Were The Robots Painting Under: Hey, were we Still Artists?

Were the robots painting under: Hey, were we still artists?
With a paintbrush clamped in her bionic hand, Ai-Da’s

robotic arm moves slowly and deliberately. She dips the brush into a palette, pauses, and then drags it carefully across the paper in front of her, one measured stroke at a time.

It’s a moment her creator, Aidan Meller, describes as both “mind-blowing” and “groundbreaking.”

Inside a quiet room at London’s British Library, Ai-Da - the world’s first ultra-realistic humanoid robot and referred to using she/her pronouns - is making history. She has become the first robot to paint in much the same way human artists have done for centuries.

Using camera eyes fixed on her subject, Ai-Da relies on artificial intelligence algorithms to observe, analyse, and make decisions. The system interrogates what it sees, selects key elements, and determines how each brushstroke should be applied. The process is slow and meticulous, often taking more than five hours to complete a single painting - and no two works ever turn out the same.

But for Meller, the point of Ai-Da’s work isn’t simply to prove that robots can create art.

“The real question isn’t ‘Can robots make art?’” he says. “It’s ‘Now that robots can make art, do we actually want them to?

Meller is clear that Ai-Da is not about creating a high-tech painting machine. “We haven’t spent eye-watering amounts of time and money just to make a very clever painter,” he explains. “This project is an ethical project.”

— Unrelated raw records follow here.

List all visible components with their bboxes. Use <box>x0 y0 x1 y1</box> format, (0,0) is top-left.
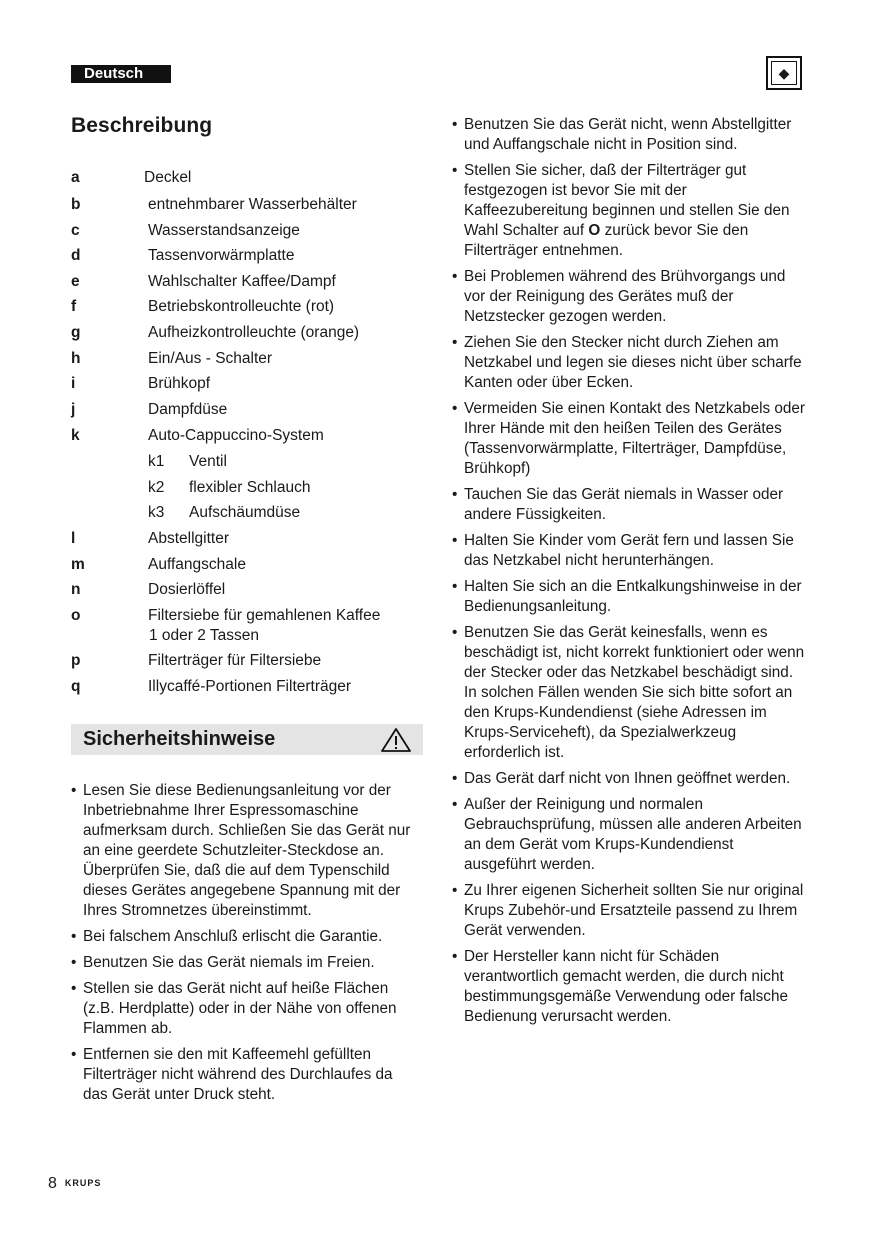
brand-logo: KRUPS <box>64 1178 102 1188</box>
nav-marker-box <box>766 56 802 90</box>
list-item: • Das Gerät darf nicht von Ihnen geöffnet werden. <box>452 770 791 787</box>
language-tag: Deutsch <box>71 65 171 83</box>
list-item: • Benutzen Sie das Gerät keinesfalls, wenn es beschädigt ist, nicht korrekt funktioniert oder wenn der Stecker oder das Netzkabel beschädigt sind. In solchen Fällen wenden Sie sich bitte sofort an den Krups-Kundendienst (siehe Adressen im Krups-Serviceheft), da Spezialwerkzeug erforderlich ist. <box>452 624 805 761</box>
list-item: • Bei falschem Anschluß erlischt die Garantie. <box>71 928 383 945</box>
warning-triangle-icon <box>380 727 412 753</box>
list-item: • Bei Problemen während des Brühvorgangs und vor der Reinigung des Gerätes muß der Netzstecker gezogen werden. <box>452 268 786 325</box>
list-item: • Benutzen Sie das Gerät nicht, wenn Abstellgitter und Auffangschale nicht in Position sind. <box>452 116 792 153</box>
list-item: • Außer der Reinigung und normalen Gebrauchsprüfung, müssen alle anderen Arbeiten an dem Gerät vom Krups-Kundendienst ausgeführt werden. <box>452 796 802 873</box>
safety-list-left <box>71 781 421 1111</box>
safety-section-header <box>71 724 423 755</box>
list-item: • Halten Sie sich an die Entkalkungshinweise in der Bedienungsanleitung. <box>452 578 802 615</box>
list-item: • Benutzen Sie das Gerät niemals im Freien. <box>71 954 375 971</box>
list-item: • Zu Ihrer eigenen Sicherheit sollten Sie nur original Krups Zubehör-und Ersatzteile passend zu Ihrem Gerät verwenden. <box>452 882 804 939</box>
list-item: • Stellen Sie sicher, daß der Filterträger gut festgezogen ist bevor Sie mit der Kaffeezubereitung beginnen und stellen Sie den Wahl Schalter auf O zurück bevor Sie den Filterträger entnehmen. <box>452 162 790 259</box>
description-title: Beschreibung <box>71 114 213 137</box>
list-item: • Stellen sie das Gerät nicht auf heiße Flächen (z.B. Herdplatte) oder in der Nähe von offenen Flammen ab. <box>71 980 397 1037</box>
list-item: • Lesen Sie diese Bedienungsanleitung vor der Inbetriebnahme Ihrer Espressomaschine aufmerksam durch. Schließen Sie das Gerät nur an eine geerdete Schutzleiter-Steckdose an. Überprüfen Sie, daß die auf dem Typenschild dieses Gerätes angegebene Spannung mit der Ihres Stromnetzes übereinstimmt. <box>71 782 411 919</box>
list-item: • Halten Sie Kinder vom Gerät fern und lassen Sie das Netzkabel nicht herunterhängen. <box>452 532 794 569</box>
page-number: 8 <box>48 1175 57 1192</box>
diamond-icon: ◆ <box>778 65 790 81</box>
page-footer <box>48 1175 101 1193</box>
list-item: • Ziehen Sie den Stecker nicht durch Ziehen am Netzkabel und legen sie dieses nicht über scharfe Kanten oder über Ecken. <box>452 334 802 391</box>
list-item: • Entfernen sie den mit Kaffeemehl gefüllten Filterträger nicht während des Durchlaufes da das Gerät unter Druck steht. <box>71 1046 393 1103</box>
safety-title: Sicherheitshinweise <box>83 728 276 750</box>
list-item: • Tauchen Sie das Gerät niemals in Wasser oder andere Füssigkeiten. <box>452 486 784 523</box>
list-item: • Der Hersteller kann nicht für Schäden verantwortlich gemacht werden, die durch nicht bestimmungsgemäße Verwendung oder falsche Bedienung verursacht werden. <box>452 948 788 1025</box>
list-item: • Vermeiden Sie einen Kontakt des Netzkabels oder Ihrer Hände mit den heißen Teilen des Gerätes (Tassenvorwärmplatte, Filterträger, Dampfdüse, Brühkopf) <box>452 400 805 477</box>
safety-list-right <box>452 115 807 1033</box>
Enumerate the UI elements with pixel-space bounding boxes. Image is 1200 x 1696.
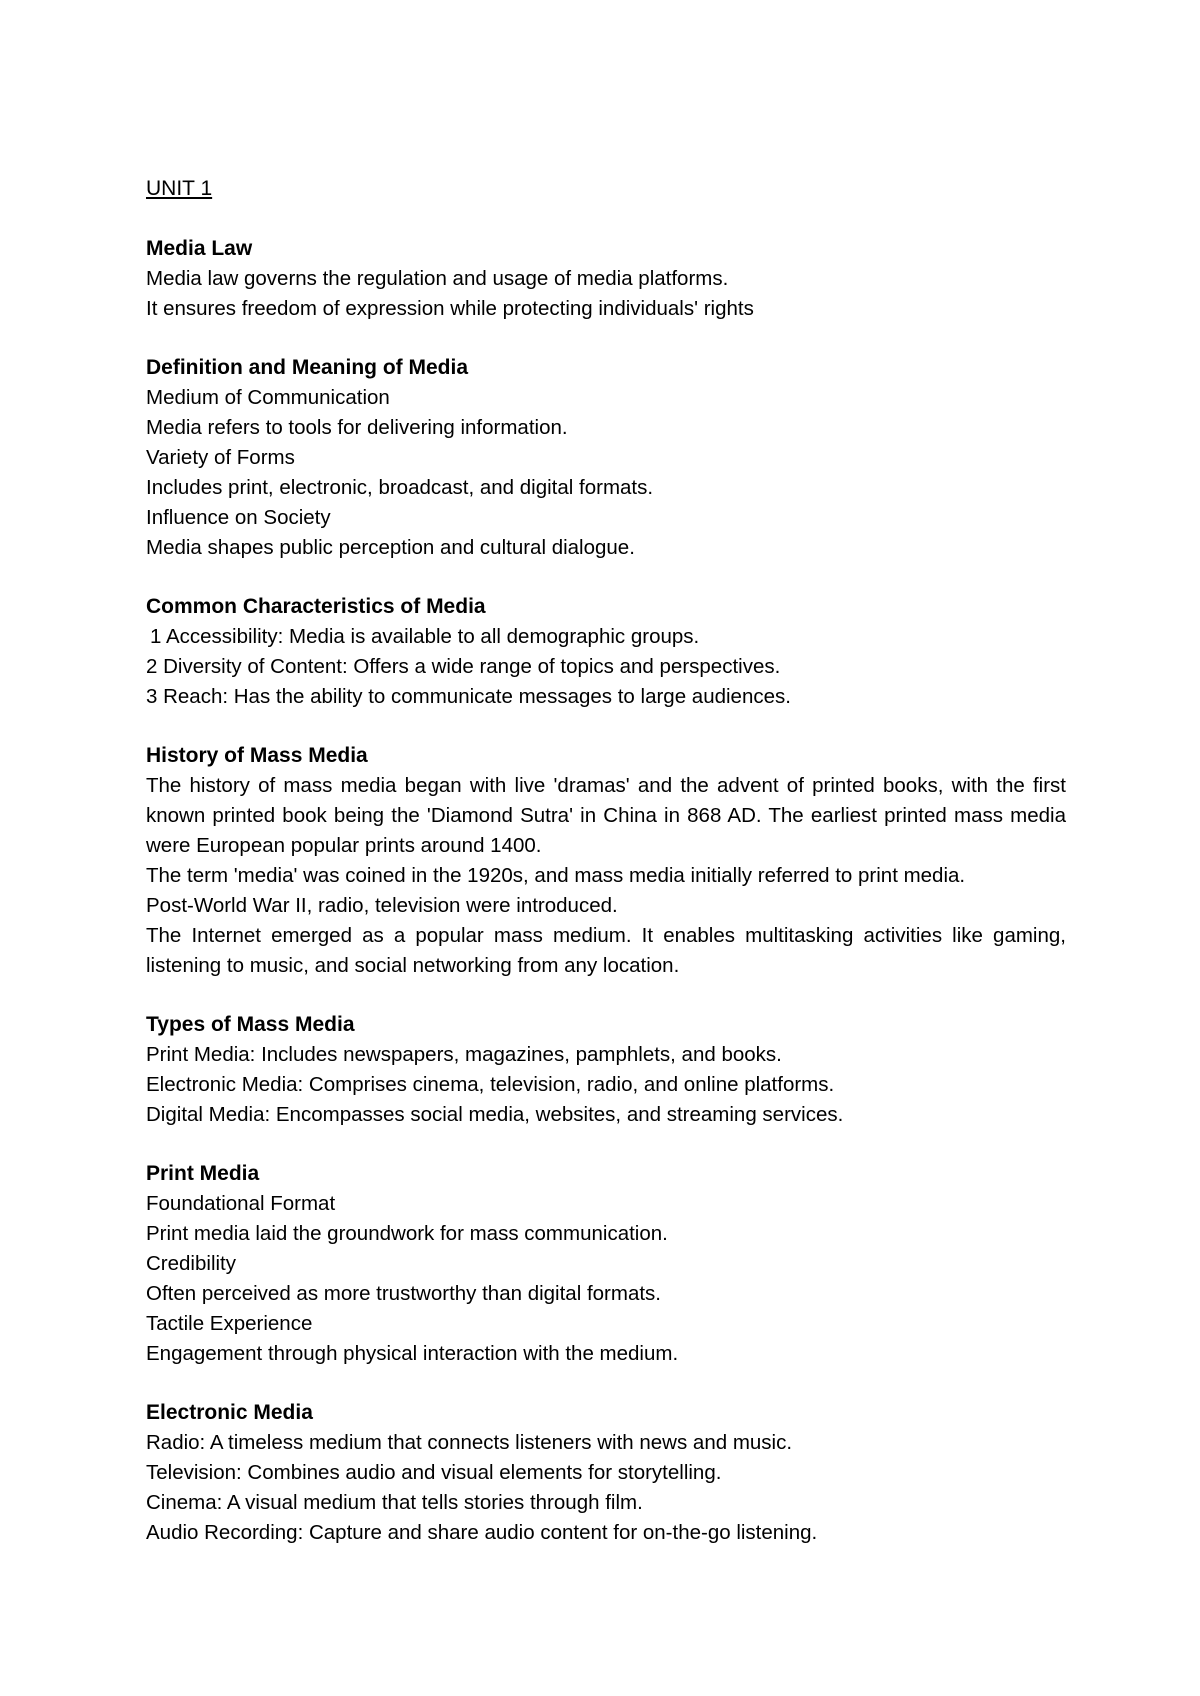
section-heading: Media Law <box>146 237 253 260</box>
section-definition <box>146 353 1066 563</box>
section-heading: Types of Mass Media <box>146 1013 355 1036</box>
body-line: Media law governs the regulation and usage of media platforms. <box>146 267 729 290</box>
body-line: Media refers to tools for delivering information. <box>146 416 568 439</box>
body-line: Digital Media: Encompasses social media, websites, and streaming services. <box>146 1103 844 1126</box>
body-paragraph: The term 'media' was coined in the 1920s, and mass media initially referred to print media. <box>146 864 966 887</box>
section-electronic-media <box>146 1398 1066 1548</box>
section-media-law <box>146 234 1066 324</box>
list-item: 1 Accessibility: Media is available to all demographic groups. <box>150 625 700 648</box>
section-heading: Definition and Meaning of Media <box>146 356 468 379</box>
section-types <box>146 1010 1066 1130</box>
body-line: Credibility <box>146 1252 236 1275</box>
body-line: Media shapes public perception and cultural dialogue. <box>146 536 635 559</box>
document-page <box>146 174 1066 1577</box>
body-line: Includes print, electronic, broadcast, and digital formats. <box>146 476 654 499</box>
section-heading: Common Characteristics of Media <box>146 595 486 618</box>
body-line: Print media laid the groundwork for mass communication. <box>146 1222 668 1245</box>
section-heading: History of Mass Media <box>146 744 368 767</box>
body-line: Foundational Format <box>146 1192 336 1215</box>
section-characteristics <box>146 592 1066 712</box>
unit-title: UNIT 1 <box>146 177 213 200</box>
body-line: Electronic Media: Comprises cinema, television, radio, and online platforms. <box>146 1073 835 1096</box>
body-line: Influence on Society <box>146 506 331 529</box>
body-line: Audio Recording: Capture and share audio content for on-the-go listening. <box>146 1521 818 1544</box>
body-paragraph: Post-World War II, radio, television were introduced. <box>146 894 618 917</box>
list-item: 3 Reach: Has the ability to communicate messages to large audiences. <box>146 685 791 708</box>
list-item: 2 Diversity of Content: Offers a wide range of topics and perspectives. <box>146 655 781 678</box>
body-line: Tactile Experience <box>146 1312 313 1335</box>
body-line: Variety of Forms <box>146 446 295 469</box>
body-line: Radio: A timeless medium that connects listeners with news and music. <box>146 1431 793 1454</box>
section-print-media <box>146 1159 1066 1369</box>
body-line: Cinema: A visual medium that tells stories through film. <box>146 1491 643 1514</box>
body-paragraph: The history of mass media began with live 'dramas' and the advent of printed books, with the first known printed book being the 'Diamond Sutra' in China in 868 AD. The earliest printed mass media were European popular prints around 1400. <box>146 774 1066 857</box>
body-paragraph: The Internet emerged as a popular mass medium. It enables multitasking activities like gaming, listening to music, and social networking from any location. <box>146 924 1066 977</box>
body-line: Television: Combines audio and visual elements for storytelling. <box>146 1461 722 1484</box>
body-line: Engagement through physical interaction with the medium. <box>146 1342 679 1365</box>
body-line: Medium of Communication <box>146 386 390 409</box>
section-heading: Electronic Media <box>146 1401 313 1424</box>
body-line: Print Media: Includes newspapers, magazines, pamphlets, and books. <box>146 1043 782 1066</box>
body-line: Often perceived as more trustworthy than digital formats. <box>146 1282 662 1305</box>
body-line: It ensures freedom of expression while protecting individuals' rights <box>146 297 754 320</box>
section-heading: Print Media <box>146 1162 260 1185</box>
section-history <box>146 741 1066 981</box>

As artificial intelligence advances at a rapid pace — driven by powerful computing and increasingly sophisticated machine learning - Ai-Da exists as both a symbol and a critique of that progress. Named after pioneering mathematician Ada Lovelace, she is designed to spark conversation, challenge assumptions, and force us to reflect on the role technology is beginning to play in creativity, culture, and what it ultimately means to be human.